After a particularly violent 2019 that saw seven homicides citywide, the Lompoc City Council on Tuesday night agreed to explore a few proposals aimed at increasing public safety.
The items discussed were recommended by the Lompoc Public Safety Commission, which fielded various comments and concerns — including an emotional plea from the mother of a gunned-down teenager — in late 2019 over the city’s rise in violent crime.
In response to those recommendations, the City Council voted unanimously to increase the frequency of Public Safety Commission meetings to monthly, rather than quarterly, and to have staff prepare reports on the potential implementation of a surveillance camera registration program, as well as a possible program to assist residents in forming Neighborhood Watch groups.
Maria Aguiniga, a public safety commissioner, addressed the council twice — once on behalf of the commission and once as a private citizen — and stressed the importance of having city leaders make substantive moves to show residents they care.
“Lompoc needs to do a better job informing [its] residents that, 'hey, we have your back, we know what’s going on and we’re working on it,'” she said while speaking on behalf of herself.

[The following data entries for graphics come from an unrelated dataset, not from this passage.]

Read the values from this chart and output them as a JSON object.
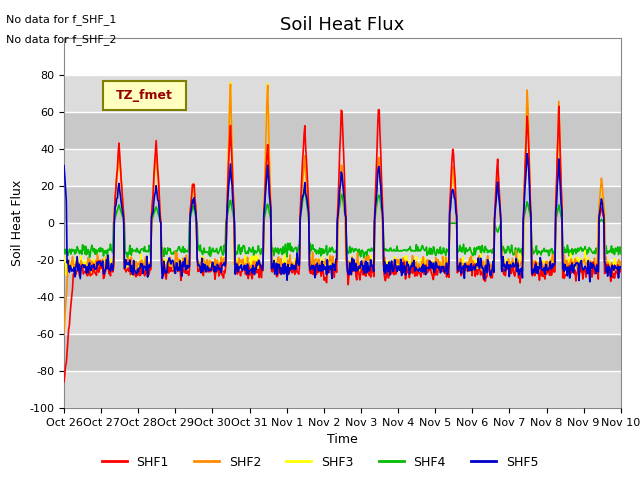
{
  "title": "Soil Heat Flux",
  "ylabel": "Soil Heat Flux",
  "xlabel": "Time",
  "ylim": [
    -100,
    100
  ],
  "annotations": [
    "No data for f_SHF_1",
    "No data for f_SHF_2"
  ],
  "legend_label": "TZ_fmet",
  "series_colors": {
    "SHF1": "#FF0000",
    "SHF2": "#FF8C00",
    "SHF3": "#FFFF00",
    "SHF4": "#00BB00",
    "SHF5": "#0000CC"
  },
  "series_names": [
    "SHF1",
    "SHF2",
    "SHF3",
    "SHF4",
    "SHF5"
  ],
  "tick_labels": [
    "Oct 26",
    "Oct 27",
    "Oct 28",
    "Oct 29",
    "Oct 30",
    "Oct 31",
    "Nov 1",
    "Nov 2",
    "Nov 3",
    "Nov 4",
    "Nov 5",
    "Nov 6",
    "Nov 7",
    "Nov 8",
    "Nov 9",
    "Nov 10"
  ],
  "yticks": [
    -100,
    -80,
    -60,
    -40,
    -20,
    0,
    20,
    40,
    60,
    80
  ],
  "band_colors": [
    "#DCDCDC",
    "#C8C8C8"
  ],
  "title_fontsize": 13,
  "axis_label_fontsize": 9,
  "tick_fontsize": 8,
  "legend_fontsize": 9
}
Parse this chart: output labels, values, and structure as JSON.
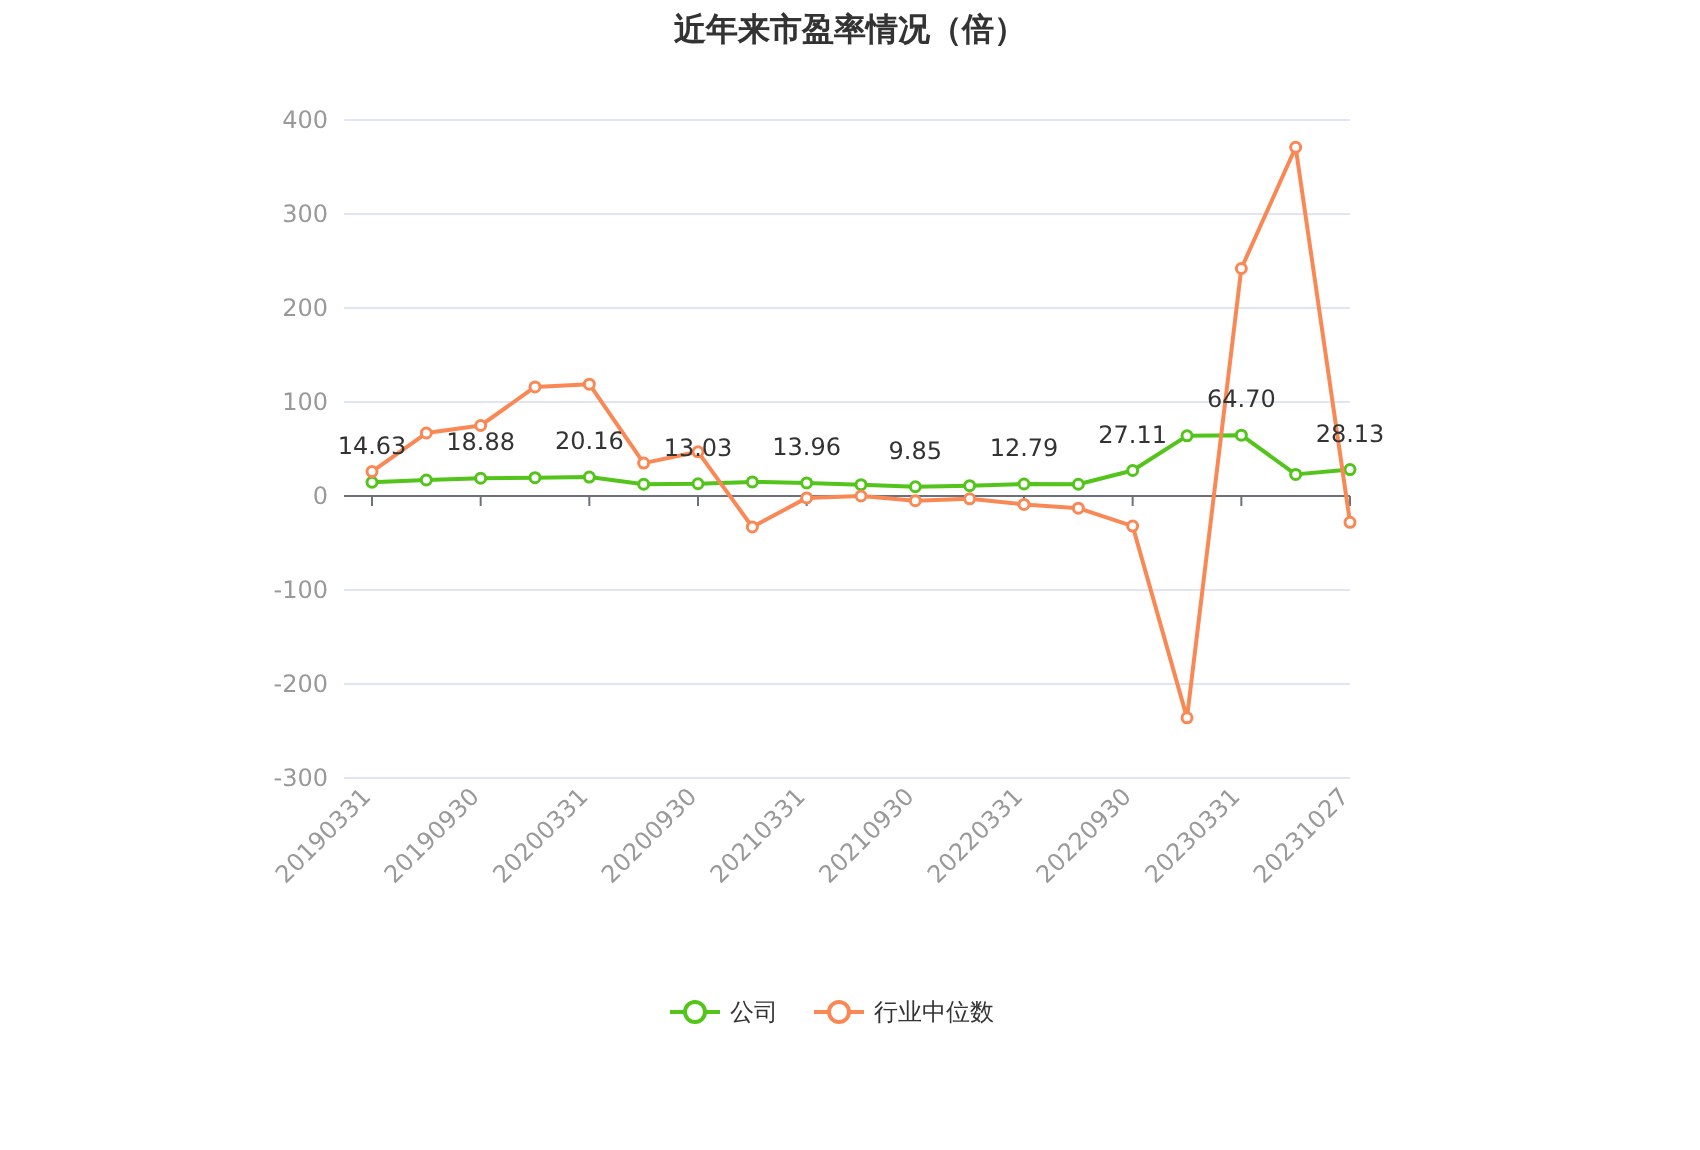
{
  "chart_data": {
    "type": "line",
    "title": "近年来市盈率情况（倍）",
    "categories": [
      "20190331",
      null,
      "20190930",
      null,
      "20200331",
      null,
      "20200930",
      null,
      "20210331",
      null,
      "20210930",
      null,
      "20220331",
      null,
      "20220930",
      null,
      "20230331",
      null,
      "20231027"
    ],
    "series": [
      {
        "name": "公司",
        "color": "#52c41a",
        "values": [
          14.63,
          17,
          18.88,
          19.5,
          20.16,
          12.5,
          13.03,
          15,
          13.96,
          12,
          9.85,
          11,
          12.79,
          12.5,
          27.11,
          64,
          64.7,
          23,
          28.13
        ],
        "value_labels": [
          "14.63",
          null,
          "18.88",
          null,
          "20.16",
          null,
          "13.03",
          null,
          "13.96",
          null,
          "9.85",
          null,
          "12.79",
          null,
          "27.11",
          null,
          "64.70",
          null,
          "28.13"
        ]
      },
      {
        "name": "行业中位数",
        "color": "#fa8855",
        "values": [
          26,
          67,
          75,
          116,
          119,
          35,
          47,
          -33,
          -2,
          0,
          -5,
          -3,
          -9,
          -13,
          -32,
          -236,
          242,
          371,
          -28
        ]
      }
    ],
    "ylim": [
      -300,
      400
    ],
    "yticks": [
      -300,
      -200,
      -100,
      0,
      100,
      200,
      300,
      400
    ],
    "grid": "y",
    "legend": "bottom",
    "marker": "circle",
    "line_style": "solid"
  }
}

“Residents out there are losing hope,” she added. “They’re losing hope, they’re losing faith [and] they’re losing trust and confidence in our local law enforcement and our local leadership. We need to bring that confidence back.”

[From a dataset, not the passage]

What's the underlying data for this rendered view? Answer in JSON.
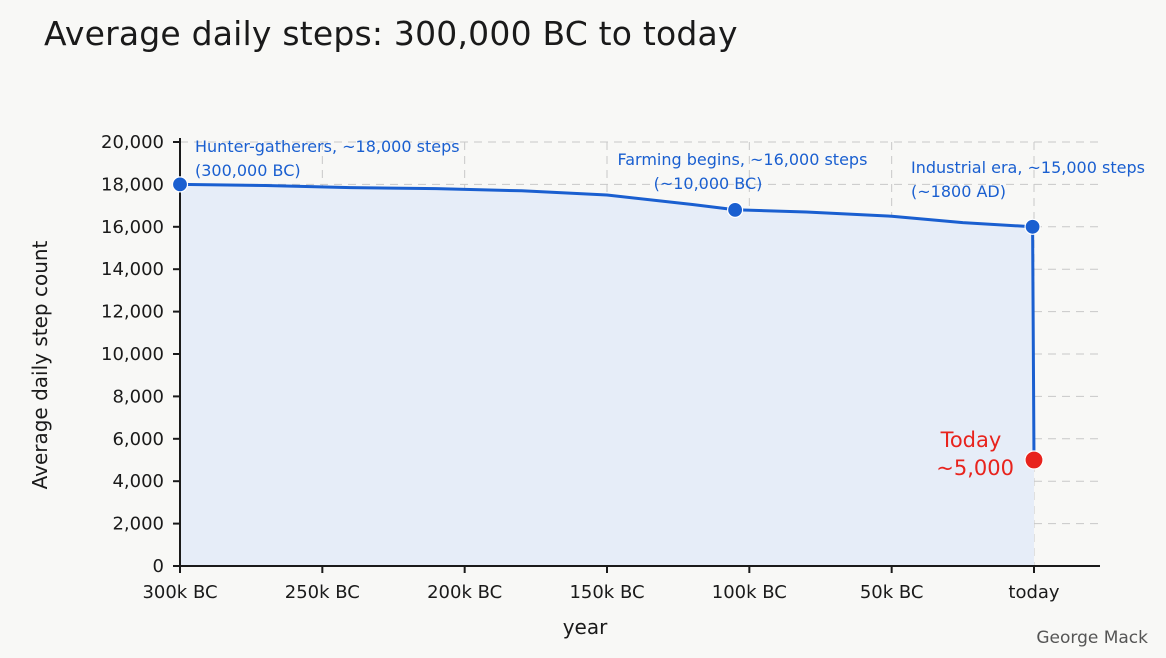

The city had already begun moving forward on at least one of the recommendations.
In December, city officials announced workers had installed a dozen cameras in certain “strategic locations” around the city and plans called for the installation of about 80 more.
As part of the program being explored thanks to Tuesday’s vote, businesses and residents will be able to register their own cameras with the Lompoc Police Department to assist in investigations.
Santa Maria, Arroyo Grande and San Luis Obispo are among the Central Coast cities that have already implemented similar programs.
Aguiniga said she’s heard from people who have expressed “peace of mind” after the new cameras went up.
She noted that people are often reluctant to cooperate with police out of fear of retaliation from criminals and suggested that an expanded camera program could do wonders.
“A lot of people are in favor of this because cameras will become the witnesses and [people] won’t have to be out there exposing themselves to retaliation,” she said.
One point of contention for the members of the council was the suggestion to increase the frequency of Public Safety Commission meetings.
At its previous meeting, on Dec. 17, the City Council held a lengthy discussion regarding the future of all the city’s 11 commissions and committees.
That discussion came about, in large part, because of the high costs associated with some of the commission and committee meetings.
According to a staff report provided at that meeting, the Public Safety Commission meetings cost the city about $38,000 in 2018, and that was just with four meetings.
Much of that cost came from having six city employees attend each meeting.
Mayor Jenelle Osborne, who is a member of the ad hoc committee scheduled to prepare a report in the next few months on the other commissions and committees, said she was reluctant to approve increasing the frequency of the Public Safety Commission meetings without first exploring ways to cut costs.
“We need to allow some flexibility to address the ongoing cost because I don’t want to take away those funds that could be used for implementing some of these other programs or buying more cameras and getting them installed faster,” she said.
In response to her concerns, Councilman Jim Mosby, who made the initial motion in favor of monthly meetings, altered his motion to allow the Public Safety Commission to discuss and bring back recommendations to the City Council on ways to reduce the cost of their meetings.
Mosby said he was in favor of the move, in large part, because of the comments made at the Public Safety Commission’s emotional Oct. 16 meeting, which drew more than 100 attendees and took place just four days after 15-year-old Erik Villa Vargas was killed and two others were injured in a shooting the Lompoc Police Department described as gang-related.
"The people said [they] wanted this," he said.